En 1964, Thelonious Sphere Monk apparaissait sur la couverture du magazine Time. Ce fut un fait exceptionnel et remarquable pour un homme Noir ayant atteint l’âge de la maturité. Ce pianiste virtuose dont la technique et les compositions commençaient à peine à émouvoir l’attention au-delà des fans de Jazz, avait passé la plupart du temps de sa carrière de près de 15 ans dans une relative obscurité. La couverture du « Time » semblait donc marquer la fin d’une époque.

De la même veine que la une du premier ministre britannique, Winston Churchill, et de l’acteur de cinéma, Clark Gable, il ne s’agissait pas simplement d’une photo, mais d’un véritable portrait peint: le profil de Monk dans un chapeau à plumes, un regard, majestueux à la fois proche et lointain, comme s’il veillait sur les sujets de son empire.

« The Preacher »*

Le New York que le documentaire « West Side Story » a filmé dans ses rues, est le sol à partir duquel Thelonious Monk a prit son envol. Sa famille déménagea de la Caroline du Nord quand il avait juste 4 ans, scellant son destin de citoyen New-Yorkais.

Enfant calme mais confiant, Monk est tombé immédiatement amoureux du piano et a pris des leçons à bas prix au centre communautaire.
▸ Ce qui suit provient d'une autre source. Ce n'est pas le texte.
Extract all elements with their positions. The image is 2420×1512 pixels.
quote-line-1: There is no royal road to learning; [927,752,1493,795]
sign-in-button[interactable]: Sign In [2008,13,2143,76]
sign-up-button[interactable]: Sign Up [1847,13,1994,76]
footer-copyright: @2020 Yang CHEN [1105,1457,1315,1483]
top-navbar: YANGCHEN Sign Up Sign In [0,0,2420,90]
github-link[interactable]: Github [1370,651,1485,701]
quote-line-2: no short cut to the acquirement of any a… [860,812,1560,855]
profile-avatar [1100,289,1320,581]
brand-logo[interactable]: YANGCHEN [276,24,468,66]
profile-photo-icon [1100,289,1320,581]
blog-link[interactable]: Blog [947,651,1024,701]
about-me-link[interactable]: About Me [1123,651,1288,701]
Il a bravé les interdits pour marquer à la culotte des musiciens locaux ou de passage.

Il avait 13 ans quand il fut enrôlé par la prestigieuse Stuyvesant High School, mais abandonna les cours pour accompagner un prédicateur itinérant.

Contrairement au jazzman qui se déplace au nord avec un boitier (de leur instrument) et un rêve (de richesse), Monk, lui, était, presque à la naissance, un casanier, un homme tout à fait à l’aise dans le tempérament dense et sardonique de Manhattan. Il prenait déjà ses marques dans le boogie woogie à la fin de son adolescence. Maître du piano stride, il a forgé sa sonorité à partir du matériel laissé par Jelly Roll Morton et James P. Johnson, des pianistes qui incitaient plus à la danse qu’à l’écoute.